Until 2018, the AGEM was called „Arbeits­ge­mein­schaft Eth­nomedi­zin”. How­ev­er, the term „eth­nomed­i­cine” has changed its mean­ing in pub­lic dis­course over time, and today’s com­mon asso­ci­a­tions and uses of the term no longer cor­re­spond to the inten­tions of the found­ing of the AGEM as laid down in its statutes. Instead, since about 2000, the terms „Medi­zineth­nolo­gie”, „Medi­z­inan­thro­polo­gie” and „Med­ical Anthro­pol­o­gy” have become more and more estab­lished in Ger­man-speak­ing anthro­pol­o­gy for what the AGEM already for­mu­lat­ed as its own goals and tasks in 1970. In order to avoid cor­re­spond­ing mis­un­der­stand­ings, the jour­nal „Curare”, pub­lished by AGEM, has already changed its sub­ti­tle from „Zeitschrift für Eth­nomedi­zin und tran­skul­turelle Psy­chi­a­trie” to „Zeitschrift für Medi­zineth­nolo­gie” in 2008 (for the 31st year).

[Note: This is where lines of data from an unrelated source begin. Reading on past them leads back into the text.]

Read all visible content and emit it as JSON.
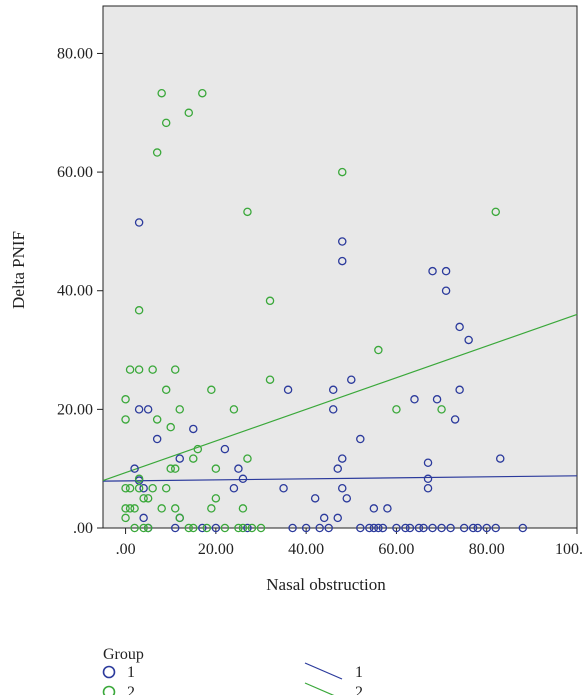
{
  "chart_data": {
    "type": "scatter",
    "xlabel": "Nasal obstruction",
    "ylabel": "Delta PNIF",
    "xlim": [
      -5,
      100
    ],
    "ylim": [
      0,
      88
    ],
    "x_ticks": [
      ".00",
      "20.00",
      "40.00",
      "60.00",
      "80.00",
      "100.00"
    ],
    "x_tick_values": [
      0,
      20,
      40,
      60,
      80,
      100
    ],
    "y_ticks": [
      ".00",
      "20.00",
      "40.00",
      "60.00",
      "80.00"
    ],
    "y_tick_values": [
      0,
      20,
      40,
      60,
      80
    ],
    "plot_background": "#e8e8e8",
    "grid": false,
    "legend_title": "Group",
    "legend_position": "bottom",
    "series": [
      {
        "name": "1",
        "color": "#2b3a9c",
        "points": [
          [
            3,
            51.5
          ],
          [
            2,
            10
          ],
          [
            3,
            8
          ],
          [
            4,
            6.7
          ],
          [
            5,
            20
          ],
          [
            3,
            20
          ],
          [
            4,
            1.7
          ],
          [
            5,
            0
          ],
          [
            7,
            15
          ],
          [
            11,
            0
          ],
          [
            12,
            1.7
          ],
          [
            12,
            11.7
          ],
          [
            15,
            16.7
          ],
          [
            17,
            0
          ],
          [
            20,
            0
          ],
          [
            22,
            13.3
          ],
          [
            24,
            6.7
          ],
          [
            25,
            10
          ],
          [
            26,
            8.3
          ],
          [
            27,
            0
          ],
          [
            35,
            6.7
          ],
          [
            36,
            23.3
          ],
          [
            37,
            0
          ],
          [
            40,
            0
          ],
          [
            42,
            5
          ],
          [
            43,
            0
          ],
          [
            44,
            1.7
          ],
          [
            45,
            0
          ],
          [
            46,
            20
          ],
          [
            46,
            23.3
          ],
          [
            47,
            10
          ],
          [
            47,
            1.7
          ],
          [
            48,
            48.3
          ],
          [
            48,
            45
          ],
          [
            48,
            11.7
          ],
          [
            48,
            6.7
          ],
          [
            49,
            5
          ],
          [
            50,
            25
          ],
          [
            52,
            15
          ],
          [
            52,
            0
          ],
          [
            54,
            0
          ],
          [
            55,
            0
          ],
          [
            55,
            3.3
          ],
          [
            56,
            0
          ],
          [
            57,
            0
          ],
          [
            58,
            3.3
          ],
          [
            60,
            0
          ],
          [
            62,
            0
          ],
          [
            63,
            0
          ],
          [
            64,
            21.7
          ],
          [
            65,
            0
          ],
          [
            66,
            0
          ],
          [
            67,
            11
          ],
          [
            67,
            8.3
          ],
          [
            67,
            6.7
          ],
          [
            68,
            43.3
          ],
          [
            68,
            0
          ],
          [
            69,
            21.7
          ],
          [
            70,
            0
          ],
          [
            71,
            43.3
          ],
          [
            71,
            40
          ],
          [
            72,
            0
          ],
          [
            73,
            18.3
          ],
          [
            74,
            33.9
          ],
          [
            74,
            23.3
          ],
          [
            75,
            0
          ],
          [
            76,
            31.7
          ],
          [
            77,
            0
          ],
          [
            78,
            0
          ],
          [
            80,
            0
          ],
          [
            82,
            0
          ],
          [
            83,
            11.7
          ],
          [
            88,
            0
          ]
        ]
      },
      {
        "name": "2",
        "color": "#3aa83a",
        "points": [
          [
            0,
            21.7
          ],
          [
            0,
            18.3
          ],
          [
            0,
            6.7
          ],
          [
            0,
            3.3
          ],
          [
            0,
            1.7
          ],
          [
            1,
            26.7
          ],
          [
            1,
            6.7
          ],
          [
            1,
            3.3
          ],
          [
            2,
            3.3
          ],
          [
            2,
            0
          ],
          [
            3,
            36.7
          ],
          [
            3,
            26.7
          ],
          [
            3,
            8.3
          ],
          [
            3,
            6.7
          ],
          [
            4,
            5
          ],
          [
            4,
            0
          ],
          [
            5,
            5
          ],
          [
            5,
            0
          ],
          [
            6,
            26.7
          ],
          [
            6,
            6.7
          ],
          [
            7,
            63.3
          ],
          [
            7,
            18.3
          ],
          [
            8,
            73.3
          ],
          [
            8,
            3.3
          ],
          [
            9,
            68.3
          ],
          [
            9,
            23.3
          ],
          [
            9,
            6.7
          ],
          [
            10,
            17
          ],
          [
            10,
            10
          ],
          [
            11,
            26.7
          ],
          [
            11,
            10
          ],
          [
            11,
            3.3
          ],
          [
            12,
            20
          ],
          [
            12,
            1.7
          ],
          [
            14,
            70
          ],
          [
            14,
            0
          ],
          [
            15,
            11.7
          ],
          [
            15,
            0
          ],
          [
            16,
            13.3
          ],
          [
            17,
            73.3
          ],
          [
            18,
            0
          ],
          [
            19,
            23.3
          ],
          [
            19,
            3.3
          ],
          [
            20,
            10
          ],
          [
            20,
            5
          ],
          [
            22,
            0
          ],
          [
            24,
            20
          ],
          [
            25,
            0
          ],
          [
            26,
            3.3
          ],
          [
            26,
            0
          ],
          [
            27,
            53.3
          ],
          [
            27,
            11.7
          ],
          [
            28,
            0
          ],
          [
            30,
            0
          ],
          [
            32,
            38.3
          ],
          [
            32,
            25
          ],
          [
            48,
            60
          ],
          [
            56,
            30
          ],
          [
            60,
            20
          ],
          [
            70,
            20
          ],
          [
            82,
            53.3
          ]
        ]
      }
    ],
    "fit_lines": [
      {
        "name": "1",
        "color": "#2b3a9c",
        "points": [
          [
            -5,
            7.9
          ],
          [
            100,
            8.8
          ]
        ]
      },
      {
        "name": "2",
        "color": "#3aa83a",
        "points": [
          [
            -5,
            8.0
          ],
          [
            100,
            36.0
          ]
        ]
      }
    ]
  }
}
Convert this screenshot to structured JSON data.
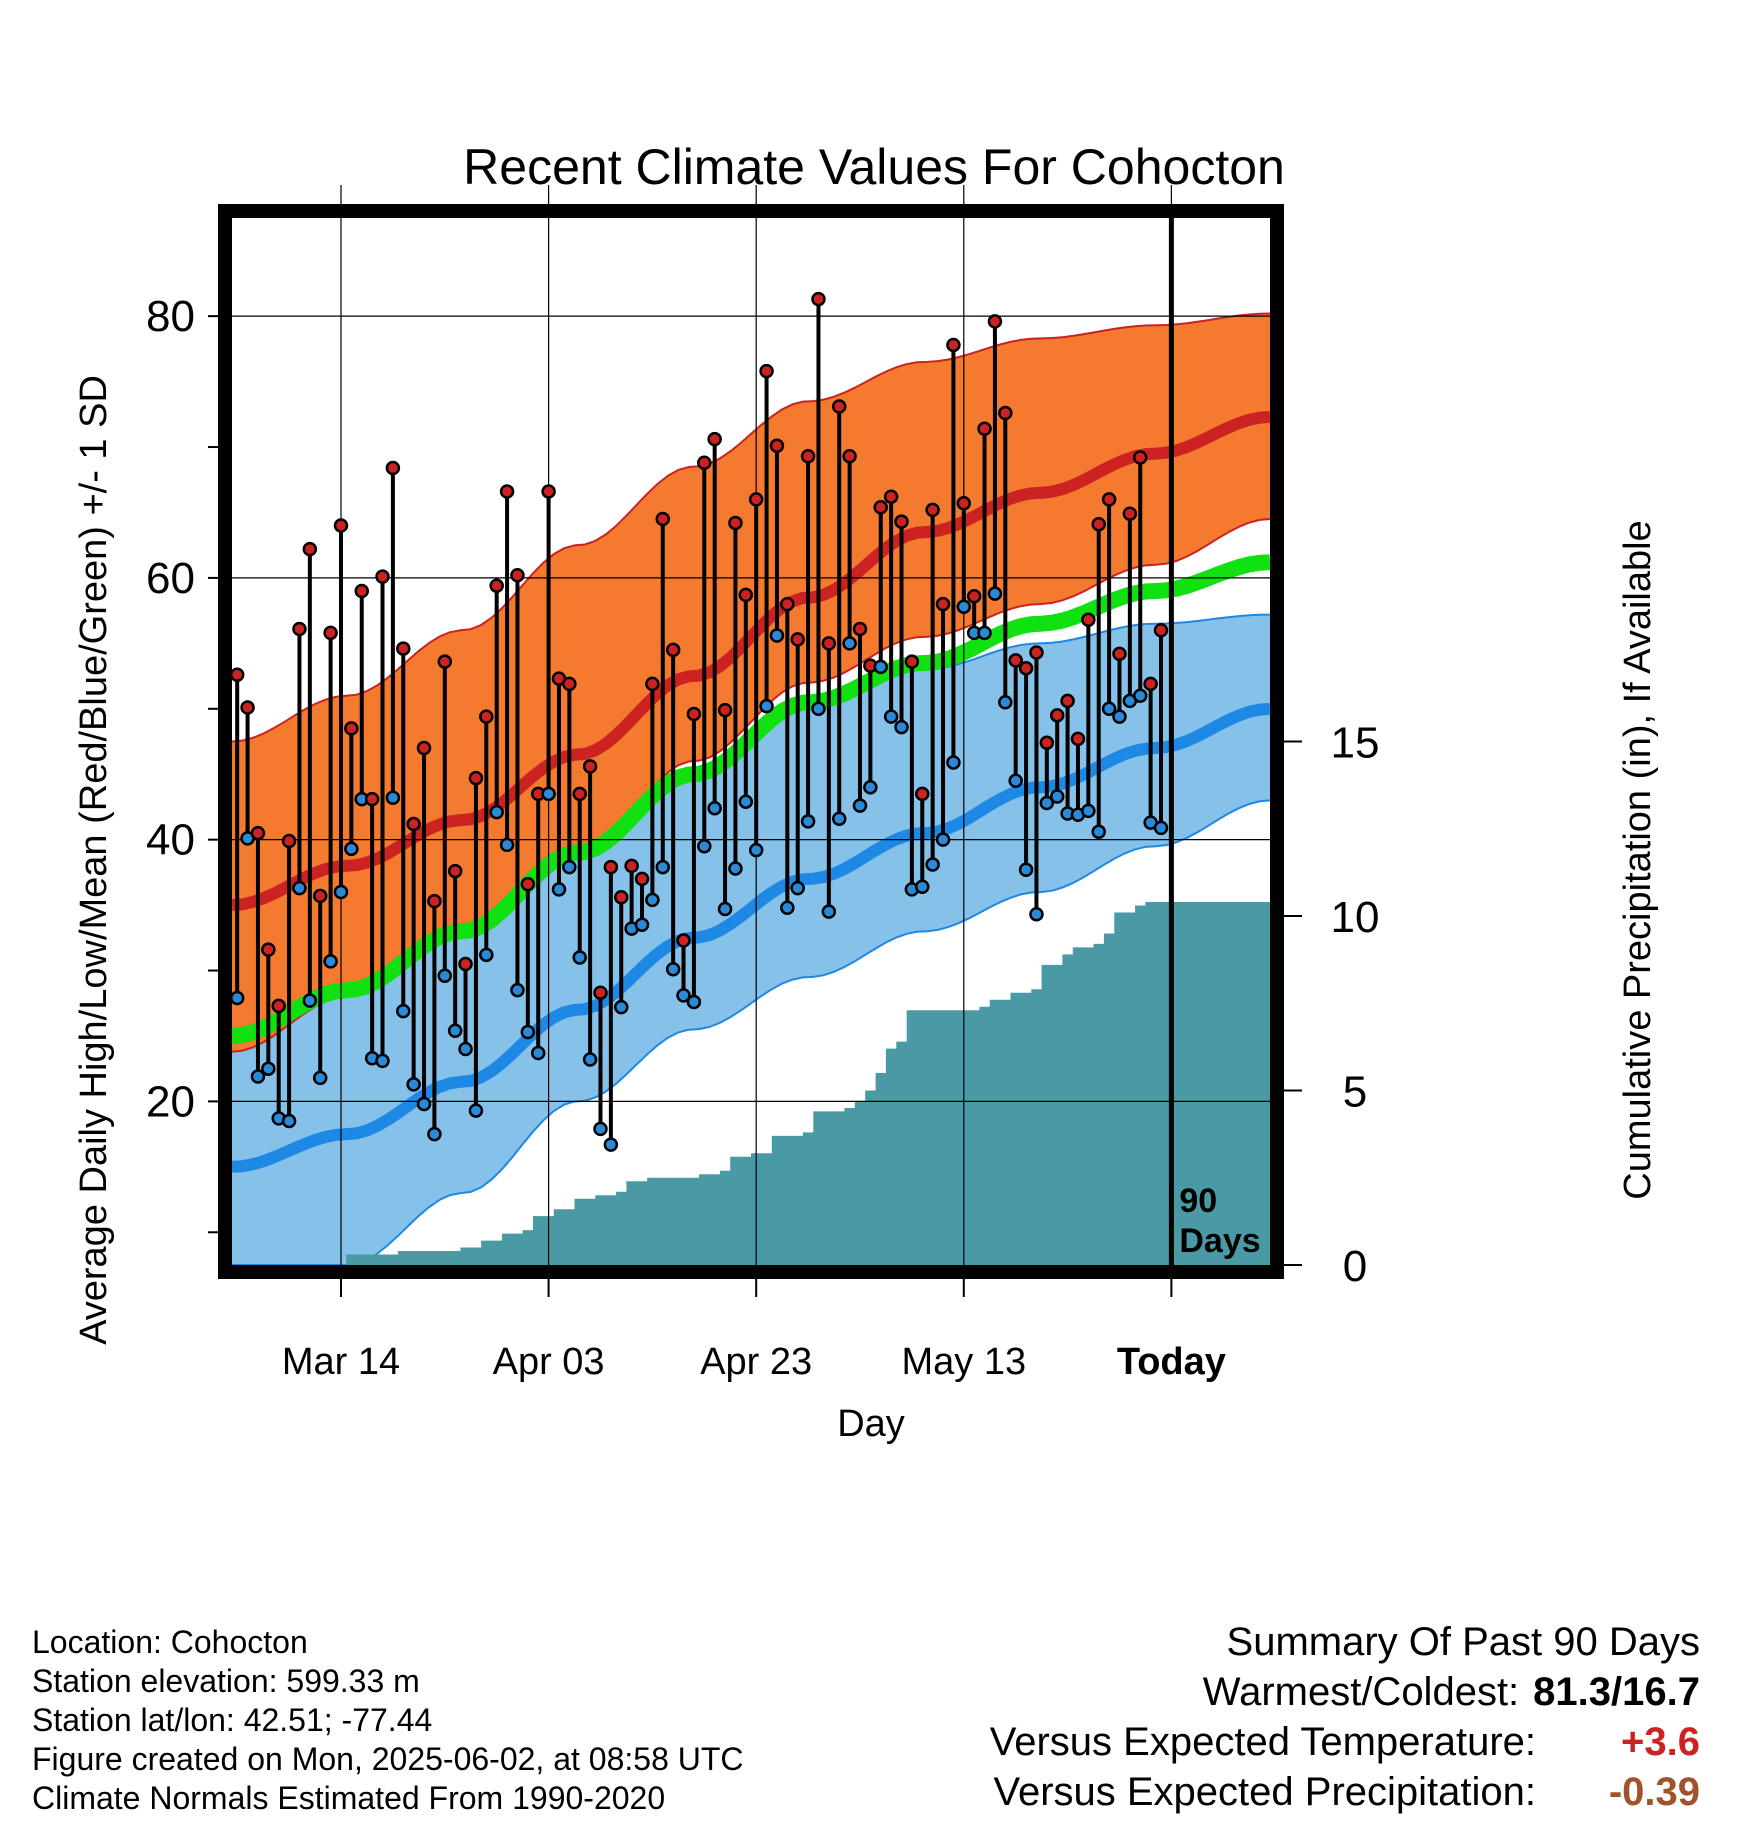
{
  "title": "Recent Climate Values For Cohocton",
  "chart_data": {
    "type": "line",
    "title": "Recent Climate Values For Cohocton",
    "xlabel": "Day",
    "ylabel": "Average Daily High/Low/Mean (Red/Blue/Green) +/- 1 SD",
    "y2label": "Cumulative Precipitation (in), If Available",
    "x_ticks": [
      "Mar 14",
      "Apr 03",
      "Apr 23",
      "May 13",
      "Today"
    ],
    "y_ticks": [
      20,
      40,
      60,
      80
    ],
    "y2_ticks": [
      0,
      5,
      10,
      15
    ],
    "ylim": [
      7.5,
      87.5
    ],
    "y2lim": [
      0,
      30
    ],
    "grid": true,
    "today_marker_label": [
      "90",
      "Days"
    ],
    "start_date": "Mar 04",
    "end_date": "Jun 12",
    "normals": {
      "high_mean": [
        35.0,
        38.0,
        41.5,
        46.5,
        52.5,
        58.5,
        63.5,
        66.5,
        69.5,
        72.3
      ],
      "high_sd_upper": [
        47.5,
        51.0,
        56.0,
        62.5,
        68.5,
        73.5,
        76.5,
        78.3,
        79.3,
        80.2
      ],
      "high_sd_lower": [
        23.8,
        28.0,
        33.5,
        38.5,
        46.0,
        52.0,
        55.5,
        58.0,
        61.0,
        64.5
      ],
      "mean": [
        25.0,
        28.5,
        33.0,
        39.0,
        45.0,
        50.5,
        53.5,
        56.5,
        59.0,
        61.2
      ],
      "low_mean": [
        15.0,
        17.5,
        21.5,
        27.0,
        32.5,
        37.0,
        40.5,
        44.0,
        47.0,
        50.0
      ],
      "low_sd_upper": [
        27.0,
        30.0,
        34.0,
        39.5,
        45.0,
        50.0,
        53.0,
        55.0,
        56.5,
        57.2
      ],
      "low_sd_lower": [
        7.5,
        7.5,
        13.0,
        20.0,
        25.5,
        29.5,
        33.0,
        36.0,
        39.5,
        43.0
      ]
    },
    "series": [
      {
        "name": "High",
        "color": "#cc2222",
        "values": [
          52.6,
          50.1,
          40.5,
          31.6,
          27.3,
          39.9,
          56.1,
          62.2,
          35.7,
          55.8,
          64.0,
          48.5,
          59.0,
          43.1,
          60.1,
          68.4,
          54.6,
          41.2,
          47.0,
          35.3,
          53.6,
          37.6,
          30.5,
          44.7,
          49.4,
          59.4,
          66.6,
          60.2,
          36.6,
          43.5,
          66.6,
          52.3,
          51.9,
          43.5,
          45.6,
          28.3,
          37.9,
          35.6,
          38.0,
          37.0,
          51.9,
          64.5,
          54.5,
          32.3,
          49.6,
          68.8,
          70.6,
          49.9,
          64.2,
          58.7,
          66.0,
          75.8,
          70.1,
          58.0,
          55.3,
          69.3,
          81.3,
          55.0,
          73.1,
          69.3,
          56.1,
          53.3,
          65.4,
          66.2,
          64.3,
          53.6,
          43.5,
          65.2,
          58.0,
          77.8,
          65.7,
          58.6,
          71.4,
          79.6,
          72.6,
          53.7,
          53.1,
          54.3,
          47.4,
          49.5,
          50.6,
          47.7,
          56.8,
          64.1,
          66.0,
          54.2,
          64.9,
          69.2,
          51.9,
          56.0
        ]
      },
      {
        "name": "Low",
        "color": "#2a8ad8",
        "values": [
          27.9,
          40.1,
          21.9,
          22.5,
          18.7,
          18.5,
          36.3,
          27.7,
          21.8,
          30.7,
          36.0,
          39.3,
          43.1,
          23.3,
          23.1,
          43.2,
          26.9,
          21.3,
          19.8,
          17.5,
          29.6,
          25.4,
          24.0,
          19.3,
          31.2,
          42.1,
          39.6,
          28.5,
          25.3,
          23.7,
          43.5,
          36.2,
          37.9,
          31.0,
          23.2,
          17.9,
          16.7,
          27.2,
          33.2,
          33.5,
          35.4,
          37.9,
          30.1,
          28.1,
          27.6,
          39.5,
          42.4,
          34.7,
          37.8,
          42.9,
          39.2,
          50.2,
          55.6,
          34.8,
          36.3,
          41.4,
          50.0,
          34.5,
          41.6,
          55.0,
          42.6,
          44.0,
          53.2,
          49.4,
          48.6,
          36.2,
          36.4,
          38.1,
          40.0,
          45.9,
          57.8,
          55.8,
          55.8,
          58.8,
          50.5,
          44.5,
          37.7,
          34.3,
          42.8,
          43.3,
          42.0,
          41.9,
          42.2,
          40.6,
          50.0,
          49.4,
          50.6,
          51.0,
          41.3,
          40.9
        ]
      }
    ],
    "precipitation": {
      "color": "#4a9aa5",
      "cumulative_points": [
        [
          0,
          0
        ],
        [
          10,
          0
        ],
        [
          11,
          0.3
        ],
        [
          13,
          0.3
        ],
        [
          16,
          0.4
        ],
        [
          22,
          0.5
        ],
        [
          24,
          0.7
        ],
        [
          26,
          0.9
        ],
        [
          28,
          1.0
        ],
        [
          29,
          1.4
        ],
        [
          31,
          1.6
        ],
        [
          33,
          1.9
        ],
        [
          35,
          2.0
        ],
        [
          37,
          2.1
        ],
        [
          38,
          2.4
        ],
        [
          40,
          2.5
        ],
        [
          43,
          2.5
        ],
        [
          45,
          2.6
        ],
        [
          47,
          2.7
        ],
        [
          48,
          3.1
        ],
        [
          50,
          3.2
        ],
        [
          52,
          3.7
        ],
        [
          55,
          3.8
        ],
        [
          56,
          4.4
        ],
        [
          59,
          4.5
        ],
        [
          60,
          4.7
        ],
        [
          61,
          5.0
        ],
        [
          62,
          5.5
        ],
        [
          63,
          6.2
        ],
        [
          64,
          6.4
        ],
        [
          65,
          7.3
        ],
        [
          68,
          7.3
        ],
        [
          72,
          7.4
        ],
        [
          73,
          7.6
        ],
        [
          75,
          7.8
        ],
        [
          77,
          7.9
        ],
        [
          78,
          8.6
        ],
        [
          80,
          8.9
        ],
        [
          81,
          9.1
        ],
        [
          83,
          9.2
        ],
        [
          84,
          9.5
        ],
        [
          85,
          10.1
        ],
        [
          87,
          10.3
        ],
        [
          88,
          10.4
        ],
        [
          90,
          10.4
        ],
        [
          99,
          10.4
        ]
      ]
    }
  },
  "footer": {
    "location": "Location: Cohocton",
    "elevation": "Station elevation: 599.33 m",
    "latlon": "Station lat/lon: 42.51; -77.44",
    "created": "Figure created on Mon, 2025-06-02, at 08:58 UTC",
    "normals": "Climate Normals Estimated From 1990-2020"
  },
  "summary": {
    "heading": "Summary Of Past 90 Days",
    "warm_cold_label": "Warmest/Coldest:",
    "warm_cold_value": "81.3/16.7",
    "temp_label": "Versus Expected Temperature:",
    "temp_value": "+3.6",
    "temp_color": "#cc2222",
    "precip_label": "Versus Expected Precipitation:",
    "precip_value": "-0.39",
    "precip_color": "#a0522d"
  }
}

Also, on the AGEM web­site and in the AGEM cor­re­spon­dence, the term „eth­nomed­i­cine” was replaced by phras­es such as „inter­dis­ci­pli­nary field of eth­nol­o­gy and med­i­cine” long before the renam­ing. More­over, in the inter­na­tion­al dis­cus­sion and the inter­na­tion­al per­cep­tion of the asso­ci­a­tion, the term „eth­nomed­i­cine” as a Ger­man-lan­guage neol­o­gism (1955) eas­i­ly leads to mis­un­der­stand­ings, because the term can­not be trans­lat­ed as „eth­nomed­i­cine”. „Eth­nomed­i­cine” is under­stood espe­cial­ly in the Anglo-Amer­i­can area as a sub­field of the „Med­ical Anthro­pol­o­gy” there, which is why the AGEM has part­ly put the term „eth­nomed­i­cine” in quo­ta­tion marks in Eng­lish texts already since the 1980s. In order to do jus­tice to these devel­op­ments and to adapt the name of the asso­ci­a­tion to its com­mon prac­tice, it was decid­ed at the 2018 mem­bers’ meet­ing to rename the asso­ci­a­tion „Arbeits­ge­mein­schaft Eth­nolo­gie und Medi­zin (AGEM)”. Trans­lat­ed into Eng­lish, the name will be „Asso­ci­a­tion for Anthro­pol­o­gy and Med­i­cine (AGEM)”.